Jim Lobe served for some 30 years as the Washington DC bureau chief for Inter Press Service and is best known for his coverage of U.S. foreign policy and the influence of the neoconservative movement.



  1. @Norman
    We’ve been hearing the the threat to bomb Iran for how many years now? It is tiresome. If US/Israel were going to do it they would’ve. Iran doesn’t take it seriously, because it has confidence in its capacity to retaliate. There is no shortage of targets for Iran, in the meantime iran follows the New Hampshire state motto: Live Free Or Die. Good for them. Iran knows the real issue is not nuclear, and so these negotiations are a farce.

    Ayatollah Khamenei
    “The truth is that their opposition is because of the essence of the Revolution and the existence of the Islamic Republic. They were ruling the region without any worries. They had full control over a country like Iran, with its rich resources and numerous facilities. They used to do whatever they wanted. They used to make whatever decisions they wanted. They used to make the best of the facilities of our country in order to advance their own goals. But now they have been deprived of all these things.

  2. Thanks Don, I hope you’re right. Perhaps it’s all B.S., but then, “Murphy’s Law” is always in the background. Considering the Ukrainian situation, I’d be hesitant to bet the farm on much anything today. It’s all wait and see, hopefully not to late.

  3. Hey, it gives Kerry and certain Congress-critters self-assumed status that they represent the “world” against Iran.
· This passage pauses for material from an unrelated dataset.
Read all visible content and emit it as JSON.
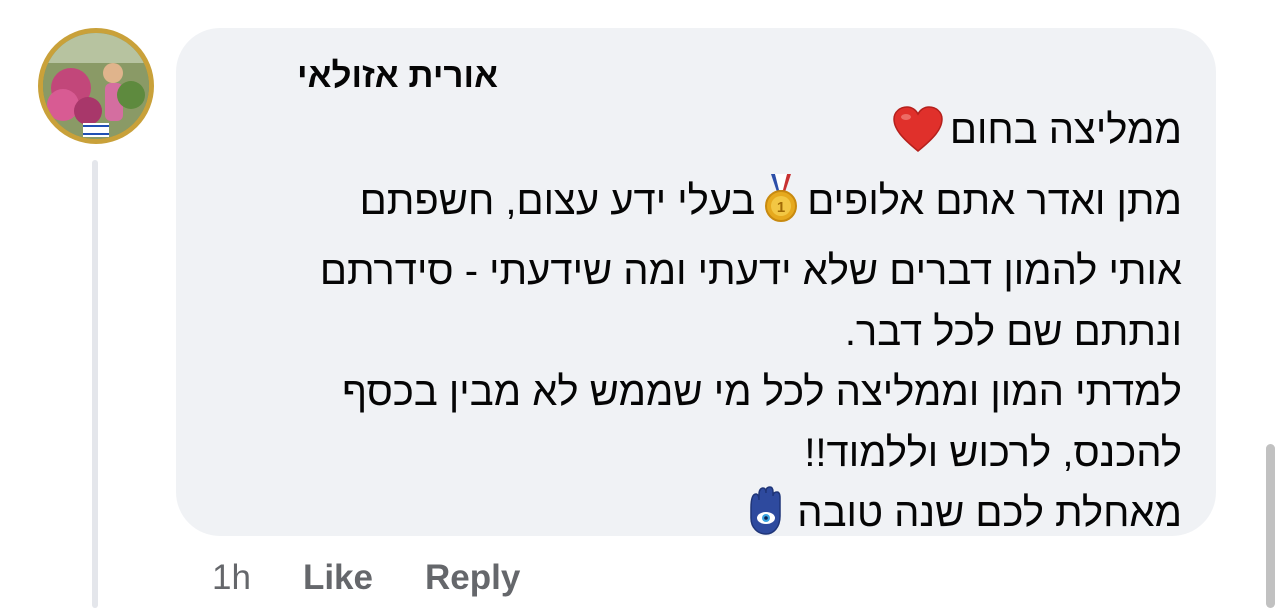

But the real world in on to this game, which is why it is dangerous for Americans to travel anywhere. That pokes some big holes in the “we are the world” fairy tale, doesn’t it.

    Worldwide Caution, Last Updated: January 9, 2015
    The Department of State is updating the Worldwide Caution to provide information on the continuing threat of terrorist actions and violence against U.S. citizens and interests throughout the world.

    So bombing Iran would not only bring retaliation from Iran, but from the rest of the world as well. No embassy would be safe, no American would be safe. (Well, we’re pretty much there, but it would be much worse.)

  4. Pardon me, but as an American, I do not give a flying f***k at a rolling donut about Israel’s security. The congresslady’s statement may be “eloquent” and “thoughtful,” but I find them–coming from someone who is supposed to represent the people of the US–abhorrent and disgraceful.

  5. jjjihad, I agree with you in the main. But the problem is chipping away at decades and decades of lies and propagandizing. It can’t happen in an instant. We’ve all been told since we were born (well not Don Bacon because he’s of a different generation) that Israel is America’s good friend, and shielded from the truth of the crimes committed in Israel’s name, and our complicity in those crimes. You can’t all of a sudden expect people to just chuck out all the misinformation they’ve been fed all their lives. It’s a process. It will take a little time.

    That process would be accelerated if the press would start doing its job for and change, and start telling people the truth. How ’bout that idea? I know, pretty radical.